The heartbeat of Germany’s medical and health care industry is Central Hessen: Top research, innovation-driven industry and excellent educational opportunities are combined in one close-knit region.

This infrastructure makes the region around the three hubs of Marburg, Gießen and Wetzlar an agile center of excellence when it comes to combating the corona crisis. Numerous partnerships, research projects and inventions to contain the global pandemic represent the innovative power of the closely networked region.

Thus, Central Hessen participates in the global fight against corona:

What is the coronavirus?

Coronaviruses are ring-shaped, enveloped RNA viruses from the family Coronaviridae. At the turn of the year 2019/2020, the latest coronavirus (Covid-19 or SARS-CoV-2 and, at the beginning of 2019, called nCoV) was discovered in several patients in Wuhan, China. Since then the number of patients has been increasing in China, Italy, Germany and worldwide. The current case numbers are available on the website of the World Health Organization (WHO).

How is the coronavirus transmitted?

The novel coronavirus (SARS-CoV-2) is transmissible from person to person. According to the Robert Koch Institute, the information available to date on the epidemiology of Covid-19 shows that transmission is possible in close (e.g. domestic or nursing) contact between people. According to current knowledge, infection can occur via droplets and contact, e.g. with bodily secretions and excretions. It can be assumed that – as with other corona viruses – transmission occurs primarily via excretions or secretions of the respiratory tract (droplet infection).

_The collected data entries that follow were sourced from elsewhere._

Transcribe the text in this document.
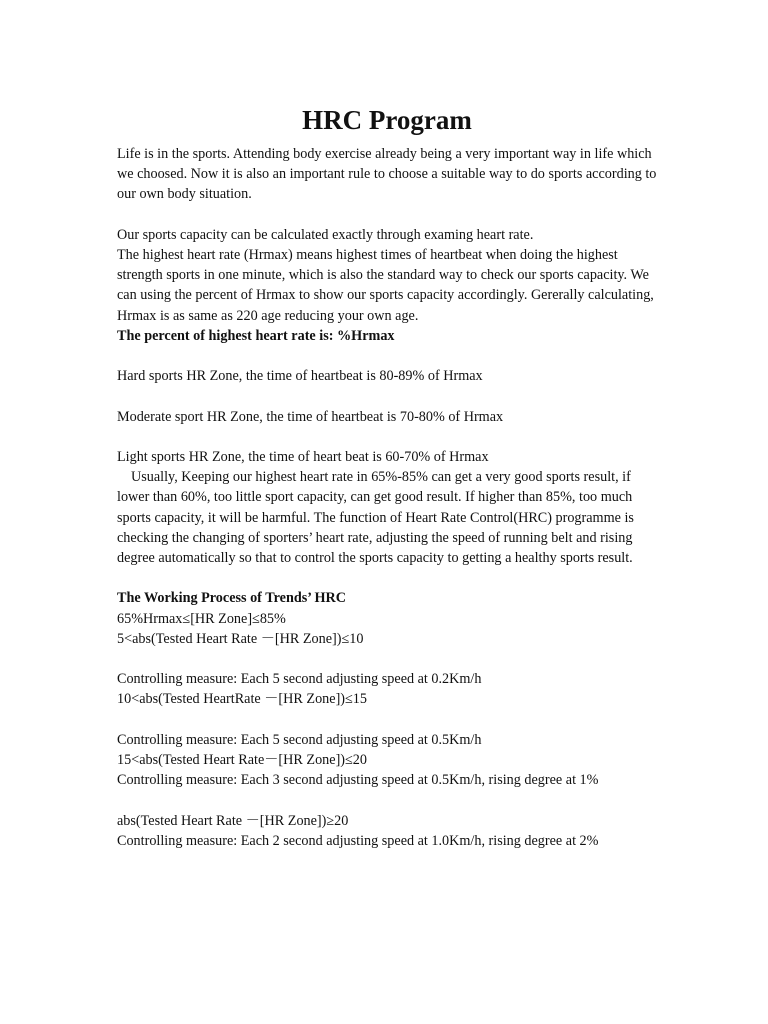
HRC Program

Life is in the sports. Attending body exercise already being a very important way in life which we choosed. Now it is also an important rule to choose a suitable way to do sports according to our own body situation.

Our sports capacity can be calculated exactly through examing heart rate.

The highest heart rate (Hrmax) means highest times of heartbeat when doing the highest strength sports in one minute, which is also the standard way to check our sports capacity. We can using the percent of Hrmax to show our sports capacity accordingly. Gererally calculating, Hrmax is as same as 220 age reducing your own age.

The percent of highest heart rate is: %Hrmax

Hard sports HR Zone, the time of heartbeat is 80-89% of Hrmax

Moderate sport HR Zone, the time of heartbeat is 70-80% of Hrmax

Light sports HR Zone, the time of heart beat is 60-70% of Hrmax

Usually, Keeping our highest heart rate in 65%-85% can get a very good sports result, if lower than 60%, too little sport capacity, can get good result. If higher than 85%, too much sports capacity, it will be harmful. The function of Heart Rate Control(HRC) programme is checking the changing of sporters’ heart rate, adjusting the speed of running belt and rising degree automatically so that to control the sports capacity to getting a healthy sports result.

The Working Process of Trends’ HRC

65%Hrmax≤[HR Zone]≤85%

5<abs(Tested Heart Rate －[HR Zone])≤10

Controlling measure: Each 5 second adjusting speed at 0.2Km/h

10<abs(Tested HeartRate －[HR Zone])≤15

Controlling measure: Each 5 second adjusting speed at 0.5Km/h

15<abs(Tested Heart Rate－[HR Zone])≤20

Controlling measure: Each 3 second adjusting speed at 0.5Km/h, rising degree at 1%

abs(Tested Heart Rate －[HR Zone])≥20

Controlling measure: Each 2 second adjusting speed at 1.0Km/h, rising degree at 2%
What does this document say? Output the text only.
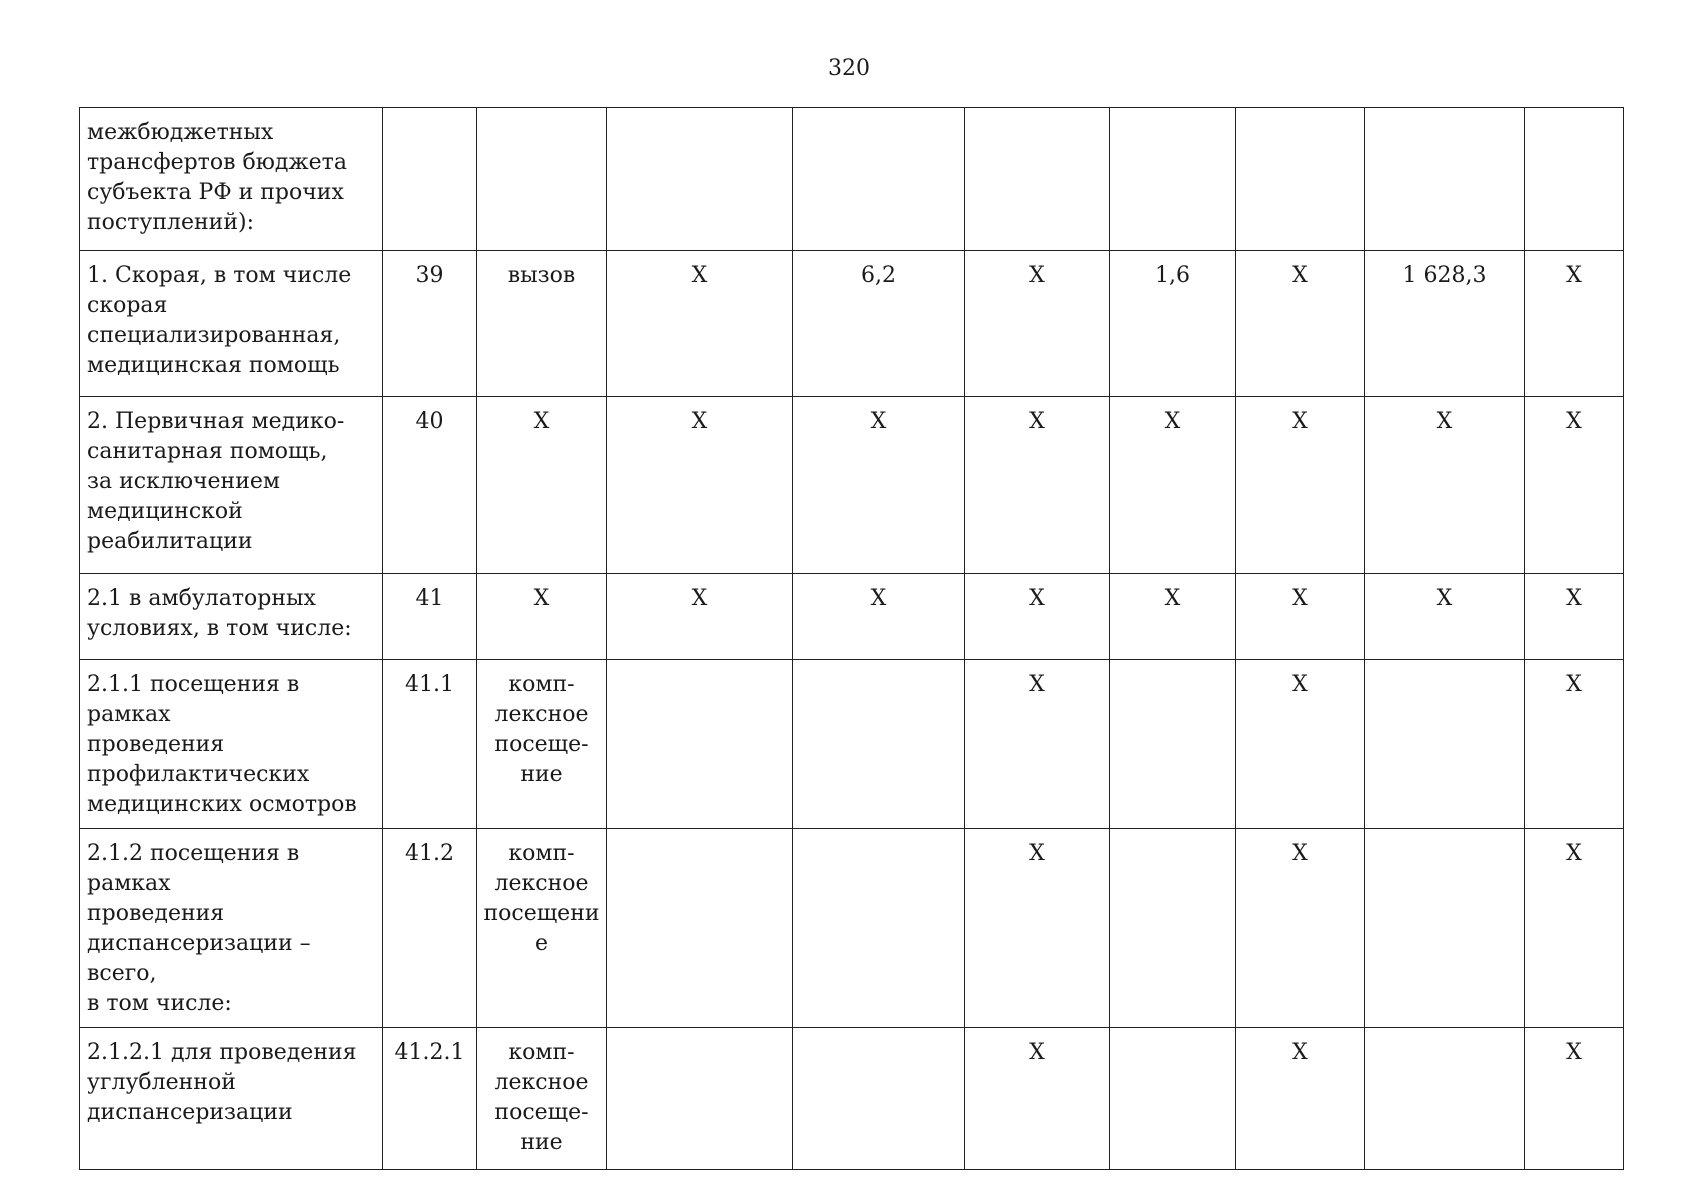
320
межбюджетных
трансфертов бюджета
субъекта РФ и прочих
поступлений):									

1. Скорая, в том числе
скорая
специализированная,
медицинская помощь	39	вызов	X	6,2	X	1,6	X	1 628,3	X

2. Первичная медико-
санитарная помощь,
за исключением
медицинской
реабилитации	40	X	X	X	X	X	X	X	X

2.1 в амбулаторных
условиях, в том числе:	41	X	X	X	X	X	X	X	X

2.1.1 посещения в рамках
проведения
профилактических
медицинских осмотров	41.1	комп-
лексное
посеще-
ние			X		X		X

2.1.2 посещения в рамках
проведения
диспансеризации – всего,
в том числе:	41.2	комп-
лексное
посещени
е			X		X		X

2.1.2.1 для проведения
углубленной
диспансеризации	41.2.1	комп-
лексное
посеще-
ние			X		X		X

These arise, for example, when speaking, coughing or sneezing, but also during medical interventions (endotracheal intubation, suction from the respiratory tract, etc.). Cases have also been reported in which people have been infected in patients who had only shown non-specific symptoms.

How does the disease manifest itself?

Like other respiratory pathogens, infection with Covid-19 can lead to symptoms such as coughing, rhinitis, neck scratching and fever, and some sufferers also suffer from diarrhoea. However, in patients with a weakened immune system, the virus appears to be associated with a more severe course, leading to breathing problems and pneumonia. Deaths have so far occurred mainly in patients who were older and/or previously suffered from underlying chronic diseases.

The incubation period of Covid-19 is not known with certainty, but is estimated to be up to 14 days. Many properties of the novel coronavirus Covid-19 are currently not known. These include, for example, the period of highest infectiousness, how severe the disease is, over which period of time diseased viruses are excreted or are still infectious.